The Museum of London
With so many incredible collections of objects from all four corners of the globe, it’s easy to forget that London is something of a prime attraction in itself. The Museum of London puts the city at centre stage, spanning the colourful history of London throughout the ages with interactive exhibits on kings and queens, the Plague, the Great Fire, and various of the other incredible ups and downs which this amazing city has gone through over the millennia. The Museum of London is part of the Barbican Centre, meaning that it’s easily accessible from the Montcalm at the Brewery London City – among the capital’s premier luxury hotels.

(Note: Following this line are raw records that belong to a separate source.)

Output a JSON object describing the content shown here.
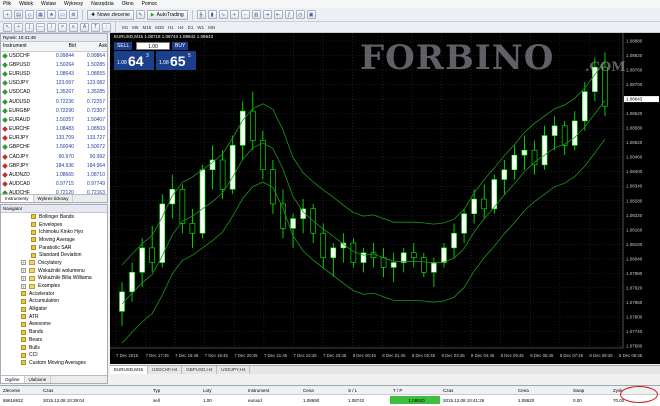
{
  "menu": [
    "Plik",
    "Widok",
    "Wstaw",
    "Wykresy",
    "Narzędzia",
    "Okno",
    "Pomoc"
  ],
  "toolbar": {
    "new_order": "Nowe zlecenie",
    "autotrading": "AutoTrading"
  },
  "timeframes": [
    "M1",
    "M5",
    "M15",
    "M30",
    "H1",
    "H4",
    "D1",
    "W1",
    "MN"
  ],
  "market_watch": {
    "title": "Rynek: 10:41:48",
    "headers": [
      "Instrument",
      "Bid",
      "Ask"
    ],
    "rows": [
      {
        "symbol": "USDCHF",
        "bid": "0.99844",
        "ask": "0.99864",
        "dir": "up"
      },
      {
        "symbol": "GBPUSD",
        "bid": "1.50264",
        "ask": "1.50285",
        "dir": "up"
      },
      {
        "symbol": "EURUSD",
        "bid": "1.08643",
        "ask": "1.08655",
        "dir": "up"
      },
      {
        "symbol": "USDJPY",
        "bid": "123.067",
        "ask": "123.082",
        "dir": "up"
      },
      {
        "symbol": "USDCAD",
        "bid": "1.35267",
        "ask": "1.35285",
        "dir": "up"
      },
      {
        "symbol": "AUDUSD",
        "bid": "0.72236",
        "ask": "0.72257",
        "dir": "up"
      },
      {
        "symbol": "EURGBP",
        "bid": "0.72290",
        "ask": "0.72307",
        "dir": "up"
      },
      {
        "symbol": "EURAUD",
        "bid": "1.50357",
        "ask": "1.50407",
        "dir": "up"
      },
      {
        "symbol": "EURCHF",
        "bid": "1.08483",
        "ask": "1.08503",
        "dir": "dn"
      },
      {
        "symbol": "EURJPY",
        "bid": "133.709",
        "ask": "133.727",
        "dir": "dn"
      },
      {
        "symbol": "GBPCHF",
        "bid": "1.50040",
        "ask": "1.50072",
        "dir": "up"
      },
      {
        "symbol": "CADJPY",
        "bid": "90.970",
        "ask": "90.992",
        "dir": "dn"
      },
      {
        "symbol": "GBPJPY",
        "bid": "184.936",
        "ask": "184.964",
        "dir": "dn"
      },
      {
        "symbol": "AUDNZD",
        "bid": "1.08665",
        "ask": "1.08710",
        "dir": "dn"
      },
      {
        "symbol": "AUDCAD",
        "bid": "0.97715",
        "ask": "0.97749",
        "dir": "dn"
      },
      {
        "symbol": "AUDCHF",
        "bid": "0.72120",
        "ask": "0.72163",
        "dir": "up"
      }
    ],
    "tabs": [
      "Instrumenty",
      "Wykres tickowy"
    ]
  },
  "navigator": {
    "title": "Navigator",
    "items": [
      {
        "label": "Bollinger Bands",
        "level": 2,
        "kind": "ind"
      },
      {
        "label": "Envelopes",
        "level": 2,
        "kind": "ind"
      },
      {
        "label": "Ichimoku Kinko Hyo",
        "level": 2,
        "kind": "ind"
      },
      {
        "label": "Moving Average",
        "level": 2,
        "kind": "ind"
      },
      {
        "label": "Parabolic SAR",
        "level": 2,
        "kind": "ind"
      },
      {
        "label": "Standard Deviation",
        "level": 2,
        "kind": "ind"
      },
      {
        "label": "Oscylatory",
        "level": 1,
        "kind": "fold"
      },
      {
        "label": "Wskaźniki wolumenu",
        "level": 1,
        "kind": "fold"
      },
      {
        "label": "Wskaźniki Billa Williama",
        "level": 1,
        "kind": "fold"
      },
      {
        "label": "Examples",
        "level": 1,
        "kind": "fold"
      },
      {
        "label": "Accelerator",
        "level": 1,
        "kind": "ind"
      },
      {
        "label": "Accumulation",
        "level": 1,
        "kind": "ind"
      },
      {
        "label": "Alligator",
        "level": 1,
        "kind": "ind"
      },
      {
        "label": "ATR",
        "level": 1,
        "kind": "ind"
      },
      {
        "label": "Awesome",
        "level": 1,
        "kind": "ind"
      },
      {
        "label": "Bands",
        "level": 1,
        "kind": "ind"
      },
      {
        "label": "Bears",
        "level": 1,
        "kind": "ind"
      },
      {
        "label": "Bulls",
        "level": 1,
        "kind": "ind"
      },
      {
        "label": "CCI",
        "level": 1,
        "kind": "ind"
      },
      {
        "label": "Custom Moving Averages",
        "level": 1,
        "kind": "ind"
      }
    ],
    "tabs": [
      "Ogólne",
      "Ulubione"
    ]
  },
  "chart": {
    "title": "EURUSD,M15  1.08718 1.08743 1.08642 1.08643",
    "trade_panel": {
      "sell": "SELL",
      "buy": "BUY",
      "lot": "1.00",
      "sell_big": "64",
      "sell_small": "3",
      "sell_prefix": "1.08",
      "buy_big": "65",
      "buy_small": "5",
      "buy_prefix": "1.08"
    },
    "logo": "FORBINO",
    "logo_domain": ".COM",
    "price_labels": [
      "1.08880",
      "1.08820",
      "1.08760",
      "1.08700",
      "1.08643",
      "1.08620",
      "1.08580",
      "1.08520",
      "1.08460",
      "1.08400",
      "1.08340",
      "1.08280",
      "1.08220",
      "1.08160",
      "1.08100",
      "1.08040",
      "1.07980",
      "1.07920",
      "1.07860",
      "1.07800",
      "1.07740",
      "1.07680"
    ],
    "time_labels": [
      "7 Dec 2015",
      "7 Dec 17:45",
      "7 Dec 18:45",
      "7 Dec 19:45",
      "7 Dec 20:45",
      "7 Dec 21:45",
      "7 Dec 22:45",
      "7 Dec 23:45",
      "8 Dec 00:45",
      "8 Dec 01:45",
      "8 Dec 02:45",
      "8 Dec 03:45",
      "8 Dec 04:45",
      "8 Dec 05:45",
      "8 Dec 06:45",
      "8 Dec 07:45",
      "8 Dec 08:45",
      "8 Dec 09:45"
    ],
    "tabs": [
      "EURUSD,M15",
      "USDCHF,H4",
      "GBPUSD,H4",
      "USDJPY,H4"
    ]
  },
  "chart_data": {
    "type": "candlestick",
    "ylim": [
      1.0765,
      1.0894
    ],
    "candles": [
      [
        1.078,
        1.0792,
        1.0774,
        1.0788
      ],
      [
        1.0788,
        1.08,
        1.0784,
        1.0796
      ],
      [
        1.0796,
        1.081,
        1.079,
        1.0806
      ],
      [
        1.0806,
        1.0815,
        1.0796,
        1.08
      ],
      [
        1.08,
        1.0828,
        1.0798,
        1.0824
      ],
      [
        1.0824,
        1.0836,
        1.0818,
        1.083
      ],
      [
        1.083,
        1.0832,
        1.0812,
        1.0816
      ],
      [
        1.0816,
        1.0822,
        1.0806,
        1.0812
      ],
      [
        1.0812,
        1.084,
        1.081,
        1.0838
      ],
      [
        1.0838,
        1.0848,
        1.083,
        1.0842
      ],
      [
        1.0842,
        1.0846,
        1.0826,
        1.083
      ],
      [
        1.083,
        1.0852,
        1.0828,
        1.0848
      ],
      [
        1.0848,
        1.0866,
        1.0842,
        1.0862
      ],
      [
        1.0862,
        1.087,
        1.0846,
        1.085
      ],
      [
        1.085,
        1.0854,
        1.0834,
        1.0838
      ],
      [
        1.0838,
        1.0842,
        1.082,
        1.0824
      ],
      [
        1.0824,
        1.083,
        1.081,
        1.0814
      ],
      [
        1.0814,
        1.082,
        1.0806,
        1.0818
      ],
      [
        1.0818,
        1.0826,
        1.0812,
        1.0822
      ],
      [
        1.0822,
        1.0824,
        1.0808,
        1.0812
      ],
      [
        1.0812,
        1.0816,
        1.0798,
        1.0802
      ],
      [
        1.0802,
        1.0808,
        1.0794,
        1.0806
      ],
      [
        1.0806,
        1.0812,
        1.08,
        1.0808
      ],
      [
        1.0808,
        1.081,
        1.0798,
        1.08
      ],
      [
        1.08,
        1.0806,
        1.0796,
        1.0804
      ],
      [
        1.0804,
        1.0808,
        1.0798,
        1.0802
      ],
      [
        1.0802,
        1.0806,
        1.0794,
        1.0798
      ],
      [
        1.0798,
        1.0804,
        1.0792,
        1.08
      ],
      [
        1.08,
        1.0806,
        1.0796,
        1.0804
      ],
      [
        1.0804,
        1.0808,
        1.0798,
        1.0802
      ],
      [
        1.0802,
        1.0804,
        1.0794,
        1.0796
      ],
      [
        1.0796,
        1.0802,
        1.079,
        1.08
      ],
      [
        1.08,
        1.0808,
        1.0798,
        1.0806
      ],
      [
        1.0806,
        1.0816,
        1.0802,
        1.0812
      ],
      [
        1.0812,
        1.0822,
        1.0808,
        1.082
      ],
      [
        1.082,
        1.083,
        1.0816,
        1.0826
      ],
      [
        1.0826,
        1.0832,
        1.0818,
        1.0822
      ],
      [
        1.0822,
        1.0836,
        1.082,
        1.0834
      ],
      [
        1.0834,
        1.0842,
        1.0828,
        1.0838
      ],
      [
        1.0838,
        1.0848,
        1.0834,
        1.0844
      ],
      [
        1.0844,
        1.0852,
        1.0838,
        1.0846
      ],
      [
        1.0846,
        1.085,
        1.0836,
        1.084
      ],
      [
        1.084,
        1.0856,
        1.0838,
        1.0852
      ],
      [
        1.0852,
        1.086,
        1.0846,
        1.0856
      ],
      [
        1.0856,
        1.0858,
        1.0844,
        1.0848
      ],
      [
        1.0848,
        1.0862,
        1.0846,
        1.0858
      ],
      [
        1.0858,
        1.0874,
        1.0854,
        1.087
      ],
      [
        1.087,
        1.0884,
        1.0866,
        1.088
      ],
      [
        1.088,
        1.0886,
        1.086,
        1.0864
      ]
    ]
  },
  "terminal": {
    "headers": [
      "Zlecenie",
      "Czas",
      "Typ",
      "Loty",
      "Instrument",
      "Cena",
      "S / L",
      "T / P",
      "Czas",
      "Cena",
      "Swap",
      "Zysk"
    ],
    "row": [
      "86616932",
      "2015.12.08 10:39:04",
      "sell",
      "1.00",
      "eurusd",
      "1.08690",
      "1.08742",
      "1.08620",
      "2015.12.08 10:41:26",
      "1.08620",
      "0.00",
      "70.00"
    ]
  },
  "colors": {
    "bull": "#000000",
    "bear": "#ffffff",
    "wick": "#00ff00",
    "band": "#1a9a1a",
    "bg": "#000000"
  }
}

The Natural History Museum
Another incredible sight to behold before you’ve even crossed the threshold, the Natural History Museum is a purpose-built ‘cathedral to nature’ which exemplifies this ethos in the smallest details, such as the tiny carved animals which scale its vast pillars. Its collection isn’t bad, either: some 80 million items running the gamut of plants, insects, mineralogy, and zoology. It’s also particularly renowned for its collection of dinosaur skeletons, and Dippy, the huge Diplodocus cast in the main hall, never fails to excite adults and kids alike.
With an unrivalled location on Trafalgar Square, untold millions have posed on the National Gallery’s steps for a touristy photograph, but you’ll be missing out if that’s as close to the front door as you get. This is one of the United Kingdom’s most visited museums and galleries (third in 2012, with over six million visitors), and is home to some 2,300 paintings spanning the period from the mid-13th century to 1900 – around 650 years. It includes works by some of the most famous painters in history, including Leonardo da Vinci, J.M.W Turner and Vincent van Gogh, among many others.